Pour tempérer l’effet de ces funestes évènemens, et diminuer, s’il est possible, le mécontentement des chambres, le ministère songe, dit-on, à élever en grade les officiers qu’il a désavoués. Une ordonnance prochaine nommerait M. Dupetit-Thouars vice-amiral, et M. d’Aubigny capitaine de corvette. Étrange résolution ! Nous plaignons le ministère d’être réduit à de pareils expédiens. Chercher à étouffer la voix de l’honneur après l’avoir blessé, frapper d’une main nos officiers, parce que leur énergie déplaît à l’Angleterre, et de l’autre leur présenter des récompenses, comme pour obtenir d’eux la grace de leur silence et de leur résignation, c’est là une triste politique. Ce n’est pas ainsi qu’un gouvernement parvient à se faire estimer. Comment d’ailleurs le ministère ne voit-il pas qu’il va démasquer par là toutes ses faiblesses ? Si M. Dupetit-Thouars et M. d’Aubigny ont mérité l’un et l’autre le désaveu qui les a frappés, pourquoi le ministère les récompenserait-il ? Si, le lendemain du désaveu, il les élève en grade, c’est donc qu’ils ne sont pas coupables à ses yeux ; c’est qu’il a eu la main forcée, c’est qu’il les a sacrifiés à des exigences injustes. Quel triomphe pour l’Angleterre ! quelle situation pour la France !
Si la discussion des affaires de Taïti promet d’être vive, les débats sur la question du Maroc présenteront aussi bien des difficultés au ministère. Ce point l’inquiète, surtout depuis l’arrivée du maréchal Bugeaud. En effet, depuis l’arrivée du maréchal, beaucoup de bruits circulent, qui viennent malheureusement donner une nouvelle force aux griefs de l’opposition contre la paix de Tanger. Si les choses que l’on se dit à l’oreille sont exactes, l’opposition, loin d’exagérer les fautes du cabinet, les aurait jugées au contraire avec indulgence.
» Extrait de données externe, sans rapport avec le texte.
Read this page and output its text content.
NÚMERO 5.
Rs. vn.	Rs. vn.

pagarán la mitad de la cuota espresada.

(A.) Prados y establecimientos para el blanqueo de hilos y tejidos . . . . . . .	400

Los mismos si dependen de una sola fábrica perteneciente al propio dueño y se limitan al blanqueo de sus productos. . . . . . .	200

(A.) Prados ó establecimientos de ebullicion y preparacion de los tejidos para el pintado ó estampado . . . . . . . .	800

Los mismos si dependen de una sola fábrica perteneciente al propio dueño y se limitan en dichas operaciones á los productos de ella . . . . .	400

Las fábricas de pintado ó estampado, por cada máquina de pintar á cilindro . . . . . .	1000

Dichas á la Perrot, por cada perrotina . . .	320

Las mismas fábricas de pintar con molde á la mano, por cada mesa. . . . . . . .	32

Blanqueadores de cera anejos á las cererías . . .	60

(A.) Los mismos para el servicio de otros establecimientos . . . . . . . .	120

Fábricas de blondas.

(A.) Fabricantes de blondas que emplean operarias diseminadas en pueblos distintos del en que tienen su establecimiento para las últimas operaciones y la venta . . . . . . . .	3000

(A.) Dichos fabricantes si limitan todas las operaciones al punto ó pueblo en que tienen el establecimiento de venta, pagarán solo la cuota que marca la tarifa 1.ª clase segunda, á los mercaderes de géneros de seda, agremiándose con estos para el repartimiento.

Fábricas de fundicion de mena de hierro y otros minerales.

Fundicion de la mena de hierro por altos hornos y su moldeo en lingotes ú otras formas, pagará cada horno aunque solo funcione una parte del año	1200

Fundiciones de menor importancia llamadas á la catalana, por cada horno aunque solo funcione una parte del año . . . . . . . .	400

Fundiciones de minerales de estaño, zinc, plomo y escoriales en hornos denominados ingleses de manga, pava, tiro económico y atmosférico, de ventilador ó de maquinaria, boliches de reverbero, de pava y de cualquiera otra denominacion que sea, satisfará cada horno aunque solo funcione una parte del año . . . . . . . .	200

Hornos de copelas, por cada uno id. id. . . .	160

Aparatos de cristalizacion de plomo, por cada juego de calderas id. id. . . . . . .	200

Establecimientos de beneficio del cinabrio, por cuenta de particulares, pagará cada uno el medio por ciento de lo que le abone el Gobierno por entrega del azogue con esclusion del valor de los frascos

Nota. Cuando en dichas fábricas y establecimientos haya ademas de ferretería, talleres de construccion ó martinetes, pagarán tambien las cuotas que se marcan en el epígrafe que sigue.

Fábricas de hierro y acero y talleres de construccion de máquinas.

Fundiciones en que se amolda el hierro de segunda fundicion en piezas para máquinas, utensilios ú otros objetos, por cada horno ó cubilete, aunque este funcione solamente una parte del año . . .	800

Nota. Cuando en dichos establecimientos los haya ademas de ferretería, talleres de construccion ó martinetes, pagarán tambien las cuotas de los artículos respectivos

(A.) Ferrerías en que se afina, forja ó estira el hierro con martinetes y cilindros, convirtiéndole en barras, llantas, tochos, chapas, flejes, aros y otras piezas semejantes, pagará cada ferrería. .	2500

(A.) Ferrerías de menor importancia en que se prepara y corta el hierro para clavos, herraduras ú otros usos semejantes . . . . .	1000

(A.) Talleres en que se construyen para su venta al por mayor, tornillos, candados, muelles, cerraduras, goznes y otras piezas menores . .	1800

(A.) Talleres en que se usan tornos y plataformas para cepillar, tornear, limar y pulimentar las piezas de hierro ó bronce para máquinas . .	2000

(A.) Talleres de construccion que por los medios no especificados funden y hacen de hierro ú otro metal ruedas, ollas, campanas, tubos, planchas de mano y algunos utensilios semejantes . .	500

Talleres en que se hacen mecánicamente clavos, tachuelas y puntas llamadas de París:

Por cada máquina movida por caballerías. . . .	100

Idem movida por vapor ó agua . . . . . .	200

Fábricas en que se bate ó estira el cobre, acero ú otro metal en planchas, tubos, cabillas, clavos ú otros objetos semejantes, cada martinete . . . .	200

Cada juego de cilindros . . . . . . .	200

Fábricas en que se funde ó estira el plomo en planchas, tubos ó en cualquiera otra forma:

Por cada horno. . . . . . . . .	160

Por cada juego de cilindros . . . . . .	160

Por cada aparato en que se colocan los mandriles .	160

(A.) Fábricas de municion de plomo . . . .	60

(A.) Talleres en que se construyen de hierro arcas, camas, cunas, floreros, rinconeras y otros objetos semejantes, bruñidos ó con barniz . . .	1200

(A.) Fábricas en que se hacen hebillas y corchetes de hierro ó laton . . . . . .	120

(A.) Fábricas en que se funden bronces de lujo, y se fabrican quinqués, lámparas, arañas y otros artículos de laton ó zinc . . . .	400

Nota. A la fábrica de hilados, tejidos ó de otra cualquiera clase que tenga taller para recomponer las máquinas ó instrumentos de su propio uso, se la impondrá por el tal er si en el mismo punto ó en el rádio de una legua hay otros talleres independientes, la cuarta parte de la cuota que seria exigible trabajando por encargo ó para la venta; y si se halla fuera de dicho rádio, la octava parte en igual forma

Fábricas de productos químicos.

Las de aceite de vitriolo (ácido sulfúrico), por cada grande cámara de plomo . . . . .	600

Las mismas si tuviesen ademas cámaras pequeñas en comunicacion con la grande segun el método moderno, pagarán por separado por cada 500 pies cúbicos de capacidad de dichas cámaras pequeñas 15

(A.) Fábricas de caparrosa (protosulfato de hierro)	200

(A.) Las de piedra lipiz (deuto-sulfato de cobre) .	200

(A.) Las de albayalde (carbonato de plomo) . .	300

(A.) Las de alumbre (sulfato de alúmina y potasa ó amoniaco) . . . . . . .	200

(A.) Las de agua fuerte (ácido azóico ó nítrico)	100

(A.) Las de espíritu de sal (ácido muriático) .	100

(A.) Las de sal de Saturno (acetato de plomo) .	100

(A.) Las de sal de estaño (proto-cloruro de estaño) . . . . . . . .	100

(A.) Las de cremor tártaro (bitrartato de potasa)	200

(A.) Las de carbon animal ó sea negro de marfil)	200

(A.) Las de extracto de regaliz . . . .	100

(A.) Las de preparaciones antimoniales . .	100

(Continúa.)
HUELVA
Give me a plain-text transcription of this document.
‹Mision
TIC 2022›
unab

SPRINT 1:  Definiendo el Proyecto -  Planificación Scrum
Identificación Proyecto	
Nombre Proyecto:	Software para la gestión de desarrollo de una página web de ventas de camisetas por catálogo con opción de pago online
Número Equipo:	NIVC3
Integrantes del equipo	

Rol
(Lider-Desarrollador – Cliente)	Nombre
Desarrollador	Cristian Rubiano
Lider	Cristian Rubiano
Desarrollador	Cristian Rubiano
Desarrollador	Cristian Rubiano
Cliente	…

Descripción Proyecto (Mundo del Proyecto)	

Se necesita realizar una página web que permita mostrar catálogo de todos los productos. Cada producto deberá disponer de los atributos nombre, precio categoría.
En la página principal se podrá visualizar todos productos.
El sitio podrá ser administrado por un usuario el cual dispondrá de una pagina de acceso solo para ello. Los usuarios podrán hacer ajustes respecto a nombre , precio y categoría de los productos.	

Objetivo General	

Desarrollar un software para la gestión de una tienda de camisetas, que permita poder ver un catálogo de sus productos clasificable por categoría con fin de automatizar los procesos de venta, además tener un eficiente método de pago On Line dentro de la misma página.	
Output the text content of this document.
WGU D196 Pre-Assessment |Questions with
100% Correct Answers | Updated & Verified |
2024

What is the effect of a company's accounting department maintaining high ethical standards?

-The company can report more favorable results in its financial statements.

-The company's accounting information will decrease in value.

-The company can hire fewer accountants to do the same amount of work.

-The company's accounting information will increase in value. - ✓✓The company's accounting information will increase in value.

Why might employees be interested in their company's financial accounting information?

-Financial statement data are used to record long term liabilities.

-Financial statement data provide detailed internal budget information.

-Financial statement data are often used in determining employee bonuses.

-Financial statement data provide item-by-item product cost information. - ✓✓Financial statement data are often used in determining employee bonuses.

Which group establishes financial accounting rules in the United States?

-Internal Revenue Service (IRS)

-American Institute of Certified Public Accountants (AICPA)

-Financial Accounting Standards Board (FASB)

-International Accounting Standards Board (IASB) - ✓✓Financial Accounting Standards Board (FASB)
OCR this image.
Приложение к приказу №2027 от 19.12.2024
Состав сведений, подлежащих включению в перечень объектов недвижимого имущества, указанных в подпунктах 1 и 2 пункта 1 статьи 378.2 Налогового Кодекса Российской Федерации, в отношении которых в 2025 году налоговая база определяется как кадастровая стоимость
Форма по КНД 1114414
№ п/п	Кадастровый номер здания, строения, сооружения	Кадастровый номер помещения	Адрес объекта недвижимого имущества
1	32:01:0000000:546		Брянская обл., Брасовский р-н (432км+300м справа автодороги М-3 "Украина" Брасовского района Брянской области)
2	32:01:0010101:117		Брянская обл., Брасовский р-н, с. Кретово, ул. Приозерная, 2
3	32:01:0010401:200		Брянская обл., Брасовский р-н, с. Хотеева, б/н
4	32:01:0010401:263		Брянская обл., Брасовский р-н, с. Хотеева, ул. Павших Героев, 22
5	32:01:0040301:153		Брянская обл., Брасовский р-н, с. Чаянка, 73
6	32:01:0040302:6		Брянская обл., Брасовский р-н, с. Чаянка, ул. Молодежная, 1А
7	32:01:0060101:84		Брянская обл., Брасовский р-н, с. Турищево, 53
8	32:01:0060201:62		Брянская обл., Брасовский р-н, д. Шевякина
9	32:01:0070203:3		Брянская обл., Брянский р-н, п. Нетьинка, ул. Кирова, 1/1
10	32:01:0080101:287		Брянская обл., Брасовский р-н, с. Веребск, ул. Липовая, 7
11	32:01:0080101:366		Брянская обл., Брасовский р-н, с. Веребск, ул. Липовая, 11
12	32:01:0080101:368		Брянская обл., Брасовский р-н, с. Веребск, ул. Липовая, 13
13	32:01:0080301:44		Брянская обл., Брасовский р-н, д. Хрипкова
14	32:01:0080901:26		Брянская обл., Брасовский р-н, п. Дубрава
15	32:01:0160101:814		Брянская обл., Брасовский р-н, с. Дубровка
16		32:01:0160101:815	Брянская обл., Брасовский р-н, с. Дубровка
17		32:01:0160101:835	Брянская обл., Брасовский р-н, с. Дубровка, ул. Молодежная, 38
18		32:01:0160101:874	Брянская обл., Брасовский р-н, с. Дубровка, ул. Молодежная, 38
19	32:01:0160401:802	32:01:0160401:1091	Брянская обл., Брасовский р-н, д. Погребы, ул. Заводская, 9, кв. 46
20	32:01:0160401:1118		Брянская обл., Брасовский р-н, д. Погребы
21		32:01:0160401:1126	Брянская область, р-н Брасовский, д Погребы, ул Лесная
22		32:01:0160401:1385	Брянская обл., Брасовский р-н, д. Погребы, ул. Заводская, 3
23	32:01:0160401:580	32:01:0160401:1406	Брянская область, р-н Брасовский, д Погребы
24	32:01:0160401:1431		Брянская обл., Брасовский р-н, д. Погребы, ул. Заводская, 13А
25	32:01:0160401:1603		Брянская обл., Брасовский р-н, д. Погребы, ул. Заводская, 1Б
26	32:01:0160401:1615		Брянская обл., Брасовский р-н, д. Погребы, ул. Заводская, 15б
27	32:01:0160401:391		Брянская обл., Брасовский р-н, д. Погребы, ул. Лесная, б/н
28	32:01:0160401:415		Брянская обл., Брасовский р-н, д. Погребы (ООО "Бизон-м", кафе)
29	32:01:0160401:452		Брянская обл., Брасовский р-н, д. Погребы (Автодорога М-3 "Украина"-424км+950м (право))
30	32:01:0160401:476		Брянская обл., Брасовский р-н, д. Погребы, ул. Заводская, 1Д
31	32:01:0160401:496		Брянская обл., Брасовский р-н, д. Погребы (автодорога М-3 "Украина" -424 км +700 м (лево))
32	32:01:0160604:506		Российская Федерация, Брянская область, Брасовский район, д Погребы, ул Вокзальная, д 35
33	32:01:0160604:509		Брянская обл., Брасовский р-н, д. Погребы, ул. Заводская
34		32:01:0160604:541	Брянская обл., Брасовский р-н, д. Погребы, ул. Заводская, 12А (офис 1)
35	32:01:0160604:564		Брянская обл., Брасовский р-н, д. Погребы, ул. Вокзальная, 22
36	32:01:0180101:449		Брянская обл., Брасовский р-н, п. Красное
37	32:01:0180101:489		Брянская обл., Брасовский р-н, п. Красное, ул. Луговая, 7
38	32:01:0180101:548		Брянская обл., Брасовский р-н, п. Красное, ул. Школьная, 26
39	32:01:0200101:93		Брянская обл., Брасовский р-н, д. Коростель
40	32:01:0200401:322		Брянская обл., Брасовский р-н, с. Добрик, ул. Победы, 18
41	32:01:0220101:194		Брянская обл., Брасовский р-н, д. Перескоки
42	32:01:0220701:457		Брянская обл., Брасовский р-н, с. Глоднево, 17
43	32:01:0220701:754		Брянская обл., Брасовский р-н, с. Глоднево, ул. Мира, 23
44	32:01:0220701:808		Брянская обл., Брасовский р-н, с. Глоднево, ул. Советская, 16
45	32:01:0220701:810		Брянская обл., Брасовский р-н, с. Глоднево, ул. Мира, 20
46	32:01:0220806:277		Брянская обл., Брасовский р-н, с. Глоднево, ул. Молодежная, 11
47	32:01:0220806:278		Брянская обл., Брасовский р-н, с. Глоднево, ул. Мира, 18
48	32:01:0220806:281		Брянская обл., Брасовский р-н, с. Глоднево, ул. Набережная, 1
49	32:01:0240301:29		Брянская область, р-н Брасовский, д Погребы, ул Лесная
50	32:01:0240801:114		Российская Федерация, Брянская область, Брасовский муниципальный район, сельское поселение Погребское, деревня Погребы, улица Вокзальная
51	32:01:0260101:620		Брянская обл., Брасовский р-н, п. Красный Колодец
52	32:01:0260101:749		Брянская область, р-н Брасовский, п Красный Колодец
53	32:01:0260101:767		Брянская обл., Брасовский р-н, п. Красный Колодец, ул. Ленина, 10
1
Serait-il vrai, par exemple, qu’au moment où les plénipotentiaires français négociaient à Tanger, des envoyés de l’empereur arrivaient au camp du maréchal Bugeaud, alors absent, et remplacé par le général de Lamoricière ? Serait-il vrai que ces envoyés étaient porteurs de propositions dont les clauses, garanties par un traité, eussent maintenu dignement l’honneur et l’intérêt de la France ? Serait-il vrai que l’empereur de Maroc offrait douze millions, payables mensuellement, pour les frais de la guerre, et qu’il proposait en outre d’interner Abd-el-Kader dans une ville de la côte, en le laissant sous la garde des Français ? Serait-il vrai que ces conditions, envoyées en toute hâte par le général Lamoricière au maréchal Bugeaud, seraient’arrivées lorsqu’il n’était plus temps, et lorsque la signature de nos plénipotentiaires venait d’engager la France ? Serait-il vrai qu’en apprenant cette précipitation fatale et ses déplorables résultats, le maréchal, dont on connaît les nobles susceptibilités et le langage énergique, n’aurait pu retenir l’expression d’un mécontentement amer ? Un barbare humilié par nos armes aurait compris mieux que nos ministres les réparations qu’il devait à la France ! Il aurait eu de nous une plus haute idée que nous-mêmes ! L’acceptation de ses offres eût placé notre diplomatie au niveau de notre flotte et de notre armée.
Quand on songe à la rapidité des coups dirigés par le prince de Joinville et le maréchal Bugeaud contre l’empire du Maroc, quand on se rappelle l’effet produit sur Abderrhaman par la prise de Mogador et la bataille d’Isly, ces bruits qui se répandent, et qui inquiètent si vivement le cabinet, n’ont rien qui puisse étonner. Le pays les apprendra avec douleur. L’opposition, quels que soient les avantages qui puissent en résulter pour elle, sera la première à en gémir Il est triste d’avoir à condamner un ministère pour des fautes irréparables, dont la dignité et l’intérêt du pays peuvent souffrir pendant long-temps. On ne peut se féliciter, en pareil cas, d’avoir raison.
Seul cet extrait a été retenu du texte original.